SinnerSchrader beobachten




10.08.01 09:53
Bluebull

Die Börsenkenner von Bluebull raten die Aktien von SinnerSchrader (WKN 514190) zu beobachten.

SinnerSchrader sei ein Beratungs- und Dienstleistungsunternehmen im Bereich eCommerce. Unter anderem berate man die Kunden beim Aufbau des Geschäftsmodells, übernehme das Design der Seite und den Betrieb des Internet-Auftritts. Kunden seien unter anderem die Deutsche Bank, Tchibo, der OTTO Versand und Europcar. In Zeiten, da viele Unternehmen auf der Strecke bleiben würden und frische Kapitalquellen so selten wie in der Wüste seien, habe SinnerSchrader noch rund 55,9 Mio. DM auf der hohen Kante. Dem würden relativ überschaubare Verbindlichkeiten gegenüberstehen.

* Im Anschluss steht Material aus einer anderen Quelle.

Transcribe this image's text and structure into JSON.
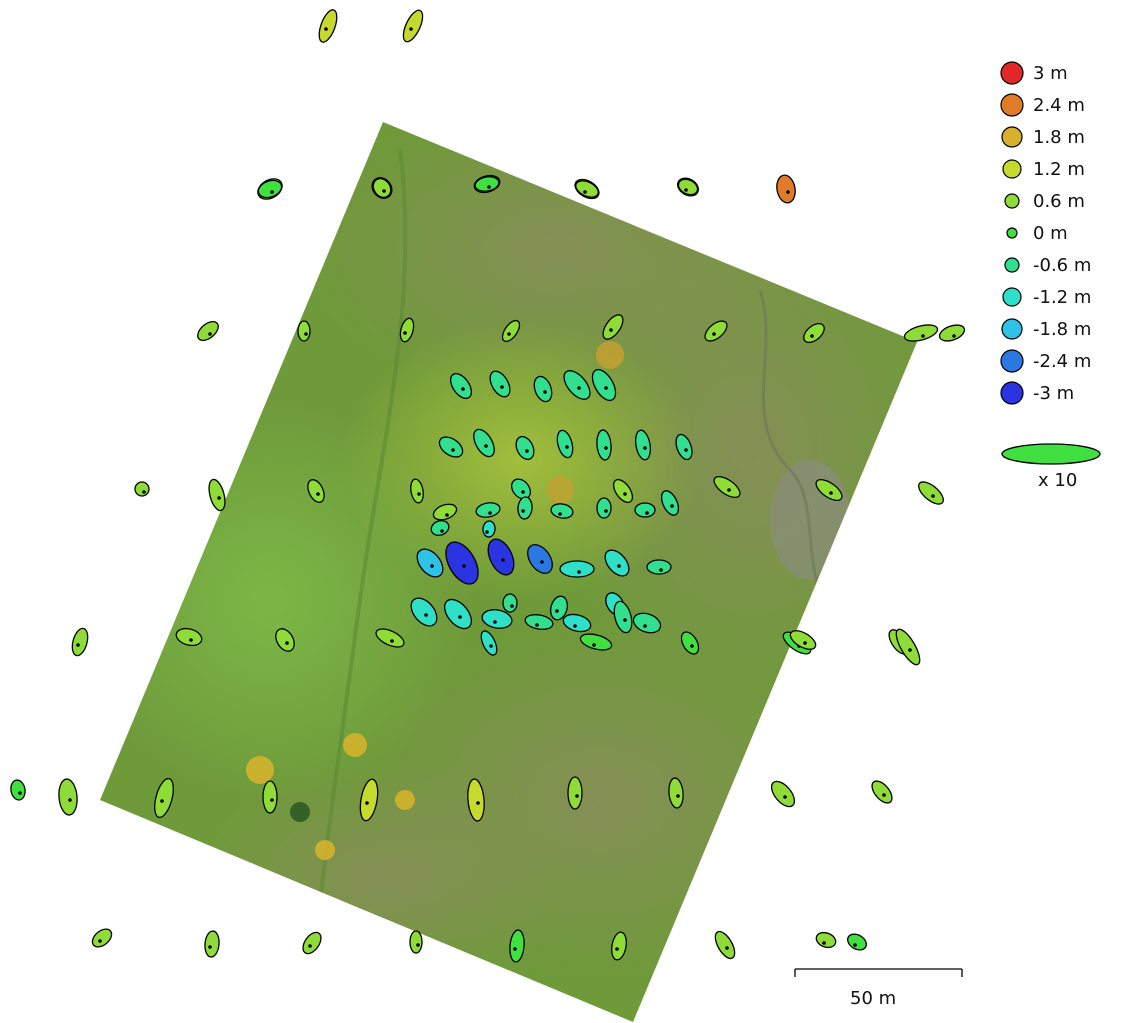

Habe sich SinnerSchrader in den Zeiten der Übertreibung, in Relation zu manchen Konkurrenten relativ diszipliniert gezeigt, habe man sich mit der recht teueren Übernahme von Netmatic nicht zurückhalten können. Zwar habe der CFO Thomas Dyckhoff den Experten gegenüber argumentiert, dass die Hälfte des Kaufpreises erst jetzt in Aktien zu zahlen sei, was billiger ausfalle als ursprünglich geplant und jetzt durch die bereits im Quartalsbericht erfasste pro forma Kapitalerhöhung (was den Verlust pro Aktie ein wenig verwässere) bereits geschehen sei. Unter dem Strich jedoch sei Netmatic ein teueres Abenteuer. So werde Netmatic noch auf Jahre hinaus das SinnerSchrader-Finanzergebnis durch Goodwillabschreibungen belasten. Unter Berücksichtigung des Eigenkapitals der Netmatic-Gruppe am 31. Dezember 2000 von 1,8 Mio. DM und unter Abzug der Beteiligung der Netmatic-Mitarbeiter an dem Verkauf durch Schaffung eines spezifischen Optionsprogramms habe sich ein Goodwill von rund 33,8 Mio. DM errechnet, der maximal über fünf Jahre abgeschrieben werde.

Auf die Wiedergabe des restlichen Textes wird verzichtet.